Writer-director José Luis Guerín’s In the City of Sylvia begins with an apple, an orange, and a map. A man—scruffy, tormented, a romantic no doubt, suggesting a young Rimbaud or Modigliani—sits on a bed, scribbling on a notepad with the quiet desperation of someone who’s blocked, trying to regain time—something lost to memory. At a coffee shop, an epic search begins. A waitress bungles an order, and amid the din of finicky requests and cups and glasses tumbling over, a tale of passion—told in a voluptuous language of spatial-temporal equations—is born, passionately and unpretentiously. The desperately-looking man, let us call him Él (Xavier Lafitte), is unfazed by the noise or the shadows cast by the sun, transfixed by hordes of women—their lips, eyes, hair, immaculate curves—before taking pencil to paper. And so an abstract portrait of an artist as a young lover begins.
Guerín conjures a spellbinding relationship between background and foreground planes, so that a woman in the distance looks as if she were whispering into the ear or caressing the face of a stranger sitting at an adjacent table. It’s through a poetic kaleidoscope of bodies, reflected and refracted by mirrors, that one particular girl, let us call her Ella (Pilar López de Ayala), comes into focus and a hunt begins—through the streets of a gorgeous French town where trains cruelly interrupt Él’s pursuit, heartlessly threatening to steal Ella forever from his gaze.

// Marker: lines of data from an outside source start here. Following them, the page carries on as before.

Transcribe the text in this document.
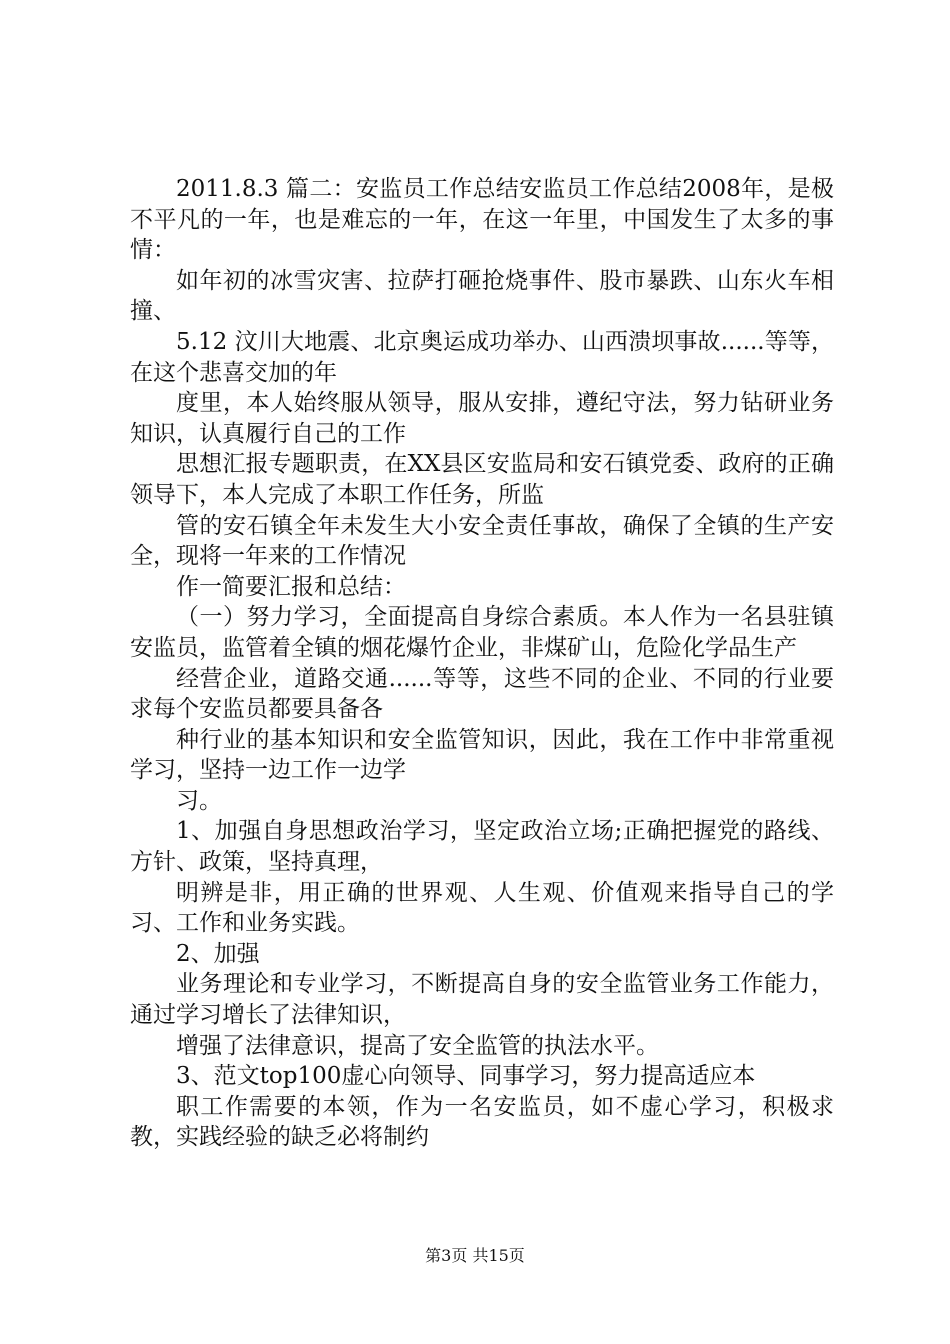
2011.8.3 篇二：安监员工作总结安监员工作总结2008年，是极不平凡的一年，也是难忘的一年，在这一年里，中国发生了太多的事情：

如年初的冰雪灾害、拉萨打砸抢烧事件、股市暴跌、山东火车相撞、

5.12 汶川大地震、北京奥运成功举办、山西溃坝事故......等等，在这个悲喜交加的年

度里，本人始终服从领导，服从安排，遵纪守法，努力钻研业务知识，认真履行自己的工作

思想汇报专题职责，在XX县区安监局和安石镇党委、政府的正确领导下，本人完成了本职工作任务，所监

管的安石镇全年未发生大小安全责任事故，确保了全镇的生产安全，现将一年来的工作情况

作一简要汇报和总结：

（一）努力学习，全面提高自身综合素质。本人作为一名县驻镇安监员，监管着全镇的烟花爆竹企业，非煤矿山，危险化学品生产

经营企业，道路交通......等等，这些不同的企业、不同的行业要求每个安监员都要具备各

种行业的基本知识和安全监管知识，因此，我在工作中非常重视学习，坚持一边工作一边学

习。

1、加强自身思想政治学习，坚定政治立场;正确把握党的路线、方针、政策，坚持真理，

明辨是非，用正确的世界观、人生观、价值观来指导自己的学习、工作和业务实践。

2、加强

业务理论和专业学习，不断提高自身的安全监管业务工作能力，通过学习增长了法律知识，

增强了法律意识，提高了安全监管的执法水平。

3、范文top100虚心向领导、同事学习，努力提高适应本

职工作需要的本领，作为一名安监员，如不虚心学习，积极求教，实践经验的缺乏必将制约

第3页 共15页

Seemingly aimed at voyeurs, the film is built on sensuous interplays between people and objects, reality and representation, implying something profound is at risk here, and the simultaneous thrill and danger of every scene nearly stops the heart.
A recurring bit of graffiti—“Laure Je T’aime”—points to an alternate pursuit panning out elsewhere, or maybe having run its course, hence the men with the hoses bent on erasure. And as Él chases Ella through streets and underpasses, suggesting Elmer Fudd running after Bugs Bunny through a hallway impossibly lined with doors, characters pop up time and again, reminders of the constancy of sexual desire or, in the case of a homeless woman who disappears from a corner of sidewalk, the pain of an unfulfilled life or promise. Something to rouse the senses, this sensualist delight is an immaculate expression of the thrill of the hunt and the cruel damage our hearts of glass incur from an unexpected loss or missed opportunity.